Now, it’s true, lie and lay aren’t the only intransitive-causative pair in English. But in general the others don’t get confused so much. No one really says Are you gonna fall that tree? Because that tree might fell on you.
But someone might say Are you just gonna lay there, or are you gonna lie that cookbook down and pick up the whipped cream? And especially all sorts of people all the time say lay when they really are supposed to say lie.
I’m not some knuckle-rapping schoolmarm, but there are some things it’s just worth getting right most of the time, and knowing when you’re not getting them right. If you’re not really laying, if you’re just lying, you’re gonna get into trouble eventually if you really think you were laying. The person you think you were laying will have something to say about it. I don’t think that takes too much exercise of the imagination to figure out.
So here’s how it works. There aren’t too many cases of this left in English, but centuries ago it was a normal thing to use a past tense for a causative. What that means is that if you wanted to say “make A do B,” you could just use the past tense of B, use A for the subject, and skip the make. It’s sorta like our resultative conversion, where we say Take these panties and confetti them instead of and make them into confetti, only with the causative we used a past-tense verb instead of a noun, and we’re talking about an action and not a result.
Think about that. Imagine if, instead of
I’m gonna make you scream, I’m gonna make you squeal, I’m gonna make you come
you coud say
I’m gonna screamed you, I’m gonna squealed you, I’m gonna came you
That sounds pretty ████ed up to our ears now, so it’s no surprise that we might get a little confused about it. But just think of it in terms of frat boys. Those guys are always on the make. But you know, they have no self-control. It’s over before it starts. If one of them actually gets a girl to lie down, well, boom, that’s it, and it’s in the past already: lay.
Well, that’s fitting, anyway. Their entire approach to getting girls to go with them is to try to get something past them.

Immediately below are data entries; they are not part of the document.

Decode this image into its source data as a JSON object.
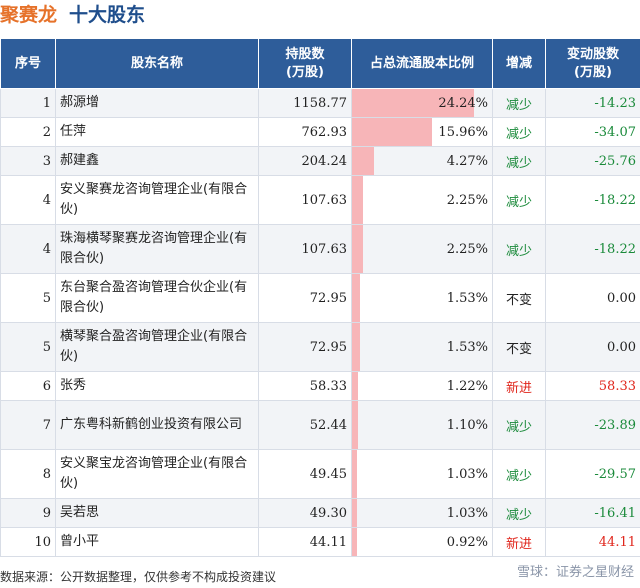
{
  "header": {
    "company": "聚赛龙",
    "section": "十大股东"
  },
  "columns": {
    "rank": "序号",
    "name": "股东名称",
    "shares_line1": "持股数",
    "shares_line2": "(万股)",
    "ratio": "占总流通股本比例",
    "change": "增减",
    "delta_line1": "变动股数",
    "delta_line2": "(万股)"
  },
  "rows": [
    {
      "rank": "1",
      "name": "郝源增",
      "shares": "1158.77",
      "ratio": "24.24%",
      "ratio_value": 24.24,
      "change": "减少",
      "change_type": "down",
      "delta": "-14.23",
      "tall": false
    },
    {
      "rank": "2",
      "name": "任萍",
      "shares": "762.93",
      "ratio": "15.96%",
      "ratio_value": 15.96,
      "change": "减少",
      "change_type": "down",
      "delta": "-34.07",
      "tall": false
    },
    {
      "rank": "3",
      "name": "郝建鑫",
      "shares": "204.24",
      "ratio": "4.27%",
      "ratio_value": 4.27,
      "change": "减少",
      "change_type": "down",
      "delta": "-25.76",
      "tall": false
    },
    {
      "rank": "4",
      "name": "安义聚赛龙咨询管理企业(有限合伙)",
      "shares": "107.63",
      "ratio": "2.25%",
      "ratio_value": 2.25,
      "change": "减少",
      "change_type": "down",
      "delta": "-18.22",
      "tall": true
    },
    {
      "rank": "4",
      "name": "珠海横琴聚赛龙咨询管理企业(有限合伙)",
      "shares": "107.63",
      "ratio": "2.25%",
      "ratio_value": 2.25,
      "change": "减少",
      "change_type": "down",
      "delta": "-18.22",
      "tall": true
    },
    {
      "rank": "5",
      "name": "东台聚合盈咨询管理合伙企业(有限合伙)",
      "shares": "72.95",
      "ratio": "1.53%",
      "ratio_value": 1.53,
      "change": "不变",
      "change_type": "same",
      "delta": "0.00",
      "tall": true
    },
    {
      "rank": "5",
      "name": "横琴聚合盈咨询管理企业(有限合伙)",
      "shares": "72.95",
      "ratio": "1.53%",
      "ratio_value": 1.53,
      "change": "不变",
      "change_type": "same",
      "delta": "0.00",
      "tall": true
    },
    {
      "rank": "6",
      "name": "张秀",
      "shares": "58.33",
      "ratio": "1.22%",
      "ratio_value": 1.22,
      "change": "新进",
      "change_type": "new",
      "delta": "58.33",
      "tall": false
    },
    {
      "rank": "7",
      "name": "广东粤科新鹤创业投资有限公司",
      "shares": "52.44",
      "ratio": "1.10%",
      "ratio_value": 1.1,
      "change": "减少",
      "change_type": "down",
      "delta": "-23.89",
      "tall": true
    },
    {
      "rank": "8",
      "name": "安义聚宝龙咨询管理企业(有限合伙)",
      "shares": "49.45",
      "ratio": "1.03%",
      "ratio_value": 1.03,
      "change": "减少",
      "change_type": "down",
      "delta": "-29.57",
      "tall": true
    },
    {
      "rank": "9",
      "name": "吴若思",
      "shares": "49.30",
      "ratio": "1.03%",
      "ratio_value": 1.03,
      "change": "减少",
      "change_type": "down",
      "delta": "-16.41",
      "tall": false
    },
    {
      "rank": "10",
      "name": "曾小平",
      "shares": "44.11",
      "ratio": "0.92%",
      "ratio_value": 0.92,
      "change": "新进",
      "change_type": "new",
      "delta": "44.11",
      "tall": false
    }
  ],
  "footer": {
    "source": "数据来源：公开数据整理，仅供参考不构成投资建议"
  },
  "watermark": {
    "text": "雪球：证券之星财经"
  },
  "colors": {
    "header_bg": "#2e5d9a",
    "bar": "#f7b5b8",
    "down": "#1a8a3a",
    "new": "#e0261c",
    "company": "#e6722a"
  }
}
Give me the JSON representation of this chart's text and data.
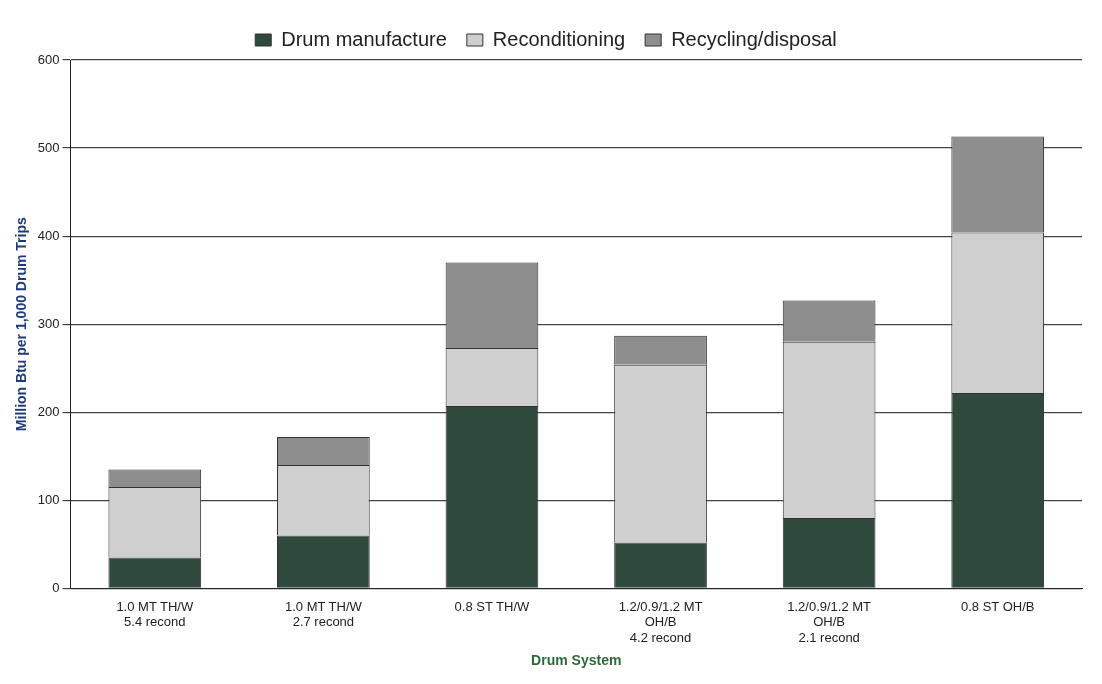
{
  "chart_data": {
    "type": "bar",
    "stacked": true,
    "xlabel": "Drum System",
    "ylabel": "Million Btu per 1,000 Drum Trips",
    "categories": [
      "1.0 MT TH/W\n5.4 recond",
      "1.0 MT TH/W\n2.7 recond",
      "0.8 ST TH/W",
      "1.2/0.9/1.2 MT\nOH/B\n4.2 recond",
      "1.2/0.9/1.2 MT\nOH/B\n2.1 recond",
      "0.8 ST OH/B"
    ],
    "series": [
      {
        "name": "Drum manufacture",
        "color": "#2f4a3c",
        "values": [
          35,
          60,
          207,
          52,
          80,
          222
        ]
      },
      {
        "name": "Reconditioning",
        "color": "#cfcfcf",
        "values": [
          80,
          80,
          66,
          202,
          200,
          182
        ]
      },
      {
        "name": "Recycling/disposal",
        "color": "#8e8e8e",
        "values": [
          20,
          32,
          97,
          33,
          47,
          109
        ]
      }
    ],
    "ylim": [
      0,
      600
    ],
    "yticks": [
      0,
      100,
      200,
      300,
      400,
      500,
      600
    ],
    "grid": "y",
    "legend": "top"
  }
}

So, oh, yeah, if you’re not completely sure of the verb forms, now you can remember that lay is the past tense of lie. And you know, even if a frat boy does lay, he’s gonna lie about it anyway. He might, for instance, say it lasted more than 30 seconds, or that he even remembers it.
Here are the full forms for this one:
Today I lie down. Yesterday I lay down. All week I have lain down.
Now I lay you on the bed. Yesterday I laid you on the kitchen floor. I have also laid you in the garden.
You see that the past forms of lie end in y and n, as in yes and no. Think “Did you lie? Yes or no!” And you see that the past forms of lay both end in d. Which takes us back to the frat boys, who always want to lay girls with double-D’s. (That means big tits, in case that wasn’t clear.)
Probably one thing that’s gotten so many people confused is Now I lay me down to sleep. Maybe if whoever wrote that had written Now I lay myself down to sleep it would have been less confusing.
Now, how about those other causative forms? Well, there’s fall and fell, as in trees, and then there are some that were made that way originally but the forms have changed over time: drink and drench, rise and raise, sit and set. Some of the time we can just use the same form: Fly me to the moon, for instance. And there are a bunch of cases where it actually went the other way – we make an intransitive from the transitive but use the object of the transitive for the subject of the intransitive: Did you break the window? No, it just broke. So there are cases where it’s really easy.
Frat boys would like lie and lay to be easy. Sucks to be them.